Sem sinal do Exército

"Olha a bandeira!", anunciava Leonardo, 30. No dia 2 de novembro, calcula, faturou R$ 25 mil. "Ele chutou alto. Num dia como hoje, o lucro é de R$ 10 mil", disse Anderson, seu concorrente.

Sob 31°C, o corredor que leva à entrada do quartel estava sufocante. Nas laterais, vans de lanches e espetos misturavam-se a barracas, um quiosque de achados e perdidos, bandeiras, sombrinhas e uma imagem impressa de Jesus Cristo.

O público movimentou-se para a frente do QG do Exército gritando "For-ças Ar-Ma-Das S.O.S". Um espaço protegido por cones e cordas era respeitado — um homem invadiu o espaço para fazer uma live, mas foi retirado pelos colegas.

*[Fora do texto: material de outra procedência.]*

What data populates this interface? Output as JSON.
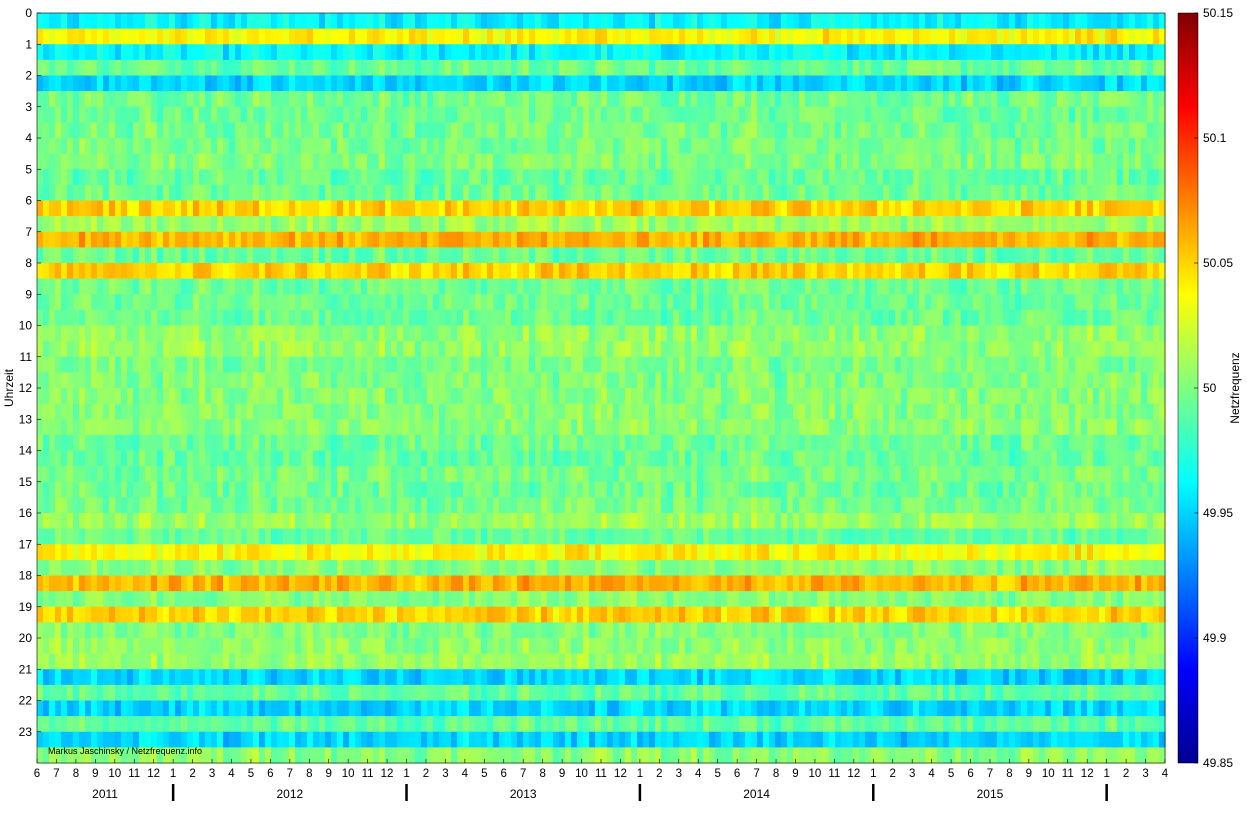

Não havia sinal do Exército. Quando uma faixa amarela com a frase "Forças Armadas, Salvem o Brasil" subiu, o grito foi trocado. Também não durou muito — faltou fôlego, o calor era demais.

Num dos quiosques, uma senhora segurava um papel A4. De um lado, a capa da Constituição de 1988. Do outro, o Art. 5º da Constituição impresso: "Todos são iguais perante a lei, sem distinção de qualquer natureza, garantindo-se aos brasileiros e aos estrangeiros residentes no País a inviolabilidade do direito à vida, à liberdade, à igualdade, à segurança e à propriedade". Ela contou que está ali para defender o Brasil. Define-se como patriota, como todos os outros ouvidos.

No meio da multidão, um homem branco pedia socorro a Duque de Caxias e colocou "colonialismo", "nazismo", "comunismo" e "petismo" no mesmo balaio. Havia poucos negros no local. Nos pés dos manifestantes, tênis Adidas, Nike ou Puma.

Um dos carros mais enfeitados misturava adesivos de Nossa Senhora Aparecida, uma caveira, propaganda de um canal de YouTube e a frase "Lutar sempre, vencer talvez. Desistir, jamais". Outro trazia no retrovisor uma roupinha de cachorro com a bandeira verde-amarela. Outro vendia plantas-ímãs de geladeira.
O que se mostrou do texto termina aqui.